Ma vie était devenue un peu ennuyeuse ; un routine s'était installée. Je suivais Seimei, même s'il n'avait à priori pas besoin de mon aide, il aimait être adulé et monté sur un piédestal. Tout me paraissait creux et sans relief... jusqu'au jour où Il m'a dit cette phrase :

"Si je venais à disparaitre, occupe-toi de Ritsuka et aime le. Deviens son combattant."

Je savais que de tels ordres étaient de mauvais augure. Pourquoi me parlait-il de cela ? Il n'empêche qu'une semaine plus tard... Seimei disparaissait. Il était mort, j'en étais persuadé, tué par les Sept Lunes. Alors conformément à sa demande, j'ai attendu Ritsuka, et ce pendant plusieurs jours. Agacé par ce jeune garçon qui ne se manifestait pas, j'ai du partir à sa recherche moi même. Je l'ai attendu à la sortie de l'école. J'ai été surpris en transposant les dire de Seimei à son sujet et la personne que j'avais en face de moi. Il le décrivait comme un enfant solitaire et fragile, ayant besoin d'être protégé ; moi je voyais plutôt un gamin qui essayait de s'en sortir par lui même... Mais après tout, une première impression est parfois trompeuse.

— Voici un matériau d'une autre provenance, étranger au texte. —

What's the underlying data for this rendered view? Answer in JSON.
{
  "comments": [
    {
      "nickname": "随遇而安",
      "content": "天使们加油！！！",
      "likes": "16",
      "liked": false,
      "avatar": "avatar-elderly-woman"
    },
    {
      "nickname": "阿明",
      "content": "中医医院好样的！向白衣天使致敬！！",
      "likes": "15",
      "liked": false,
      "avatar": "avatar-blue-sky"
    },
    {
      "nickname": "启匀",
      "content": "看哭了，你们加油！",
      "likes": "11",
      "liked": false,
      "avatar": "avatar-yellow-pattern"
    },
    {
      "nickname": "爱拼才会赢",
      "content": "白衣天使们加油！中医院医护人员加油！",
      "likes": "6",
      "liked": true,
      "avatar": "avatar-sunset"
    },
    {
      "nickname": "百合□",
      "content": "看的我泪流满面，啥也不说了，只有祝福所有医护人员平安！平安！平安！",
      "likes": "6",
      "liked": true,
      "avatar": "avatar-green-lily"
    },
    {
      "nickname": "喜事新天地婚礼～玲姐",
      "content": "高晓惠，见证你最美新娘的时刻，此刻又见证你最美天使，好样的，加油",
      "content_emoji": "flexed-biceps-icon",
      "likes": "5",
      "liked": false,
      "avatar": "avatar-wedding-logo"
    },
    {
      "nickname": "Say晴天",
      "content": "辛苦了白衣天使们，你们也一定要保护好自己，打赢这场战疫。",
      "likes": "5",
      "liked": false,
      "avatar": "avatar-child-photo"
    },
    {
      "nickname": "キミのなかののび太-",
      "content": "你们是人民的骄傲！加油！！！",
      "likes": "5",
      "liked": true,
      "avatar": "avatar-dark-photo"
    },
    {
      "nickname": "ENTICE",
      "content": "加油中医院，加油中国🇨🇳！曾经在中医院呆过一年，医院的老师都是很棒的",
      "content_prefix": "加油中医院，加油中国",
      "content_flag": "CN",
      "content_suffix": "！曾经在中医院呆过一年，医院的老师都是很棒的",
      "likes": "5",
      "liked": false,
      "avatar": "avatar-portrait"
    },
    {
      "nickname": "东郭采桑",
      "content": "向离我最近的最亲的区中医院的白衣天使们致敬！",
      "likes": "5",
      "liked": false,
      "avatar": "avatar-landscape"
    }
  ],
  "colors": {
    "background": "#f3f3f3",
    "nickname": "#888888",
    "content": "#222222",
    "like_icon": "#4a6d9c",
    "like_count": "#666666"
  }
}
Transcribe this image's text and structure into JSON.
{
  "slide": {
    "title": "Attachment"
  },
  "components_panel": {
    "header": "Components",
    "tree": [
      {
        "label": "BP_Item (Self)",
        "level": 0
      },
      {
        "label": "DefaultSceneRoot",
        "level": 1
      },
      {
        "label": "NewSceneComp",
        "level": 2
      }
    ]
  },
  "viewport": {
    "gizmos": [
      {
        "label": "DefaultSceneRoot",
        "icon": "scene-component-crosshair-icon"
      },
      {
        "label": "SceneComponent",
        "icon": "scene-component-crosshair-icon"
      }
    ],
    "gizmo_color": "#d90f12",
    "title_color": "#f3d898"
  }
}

Plus j'ai appris à le connaître, plus je me suis attaché à Ritsuka. Outre les ordres de Seimei, j'avais envie de protéger ce garçon dont la vie semblait être un véritable calvaire ; une mère qui le bat, un frère disparu, très peu d'amis -même si c'était plutôt par choix. Sa solitude et son désarroi m'ont accroché à lui bien davantage que de simples directives. Il semblait prendre autant soin de moi que je m'évertuais à le faire pour lui. Je suis rapidement tombé dans ses filets, à sa merci. Il m'est devenu indispensable, bien au delà de la relation qu'ont en général un combattant et son sacrifié.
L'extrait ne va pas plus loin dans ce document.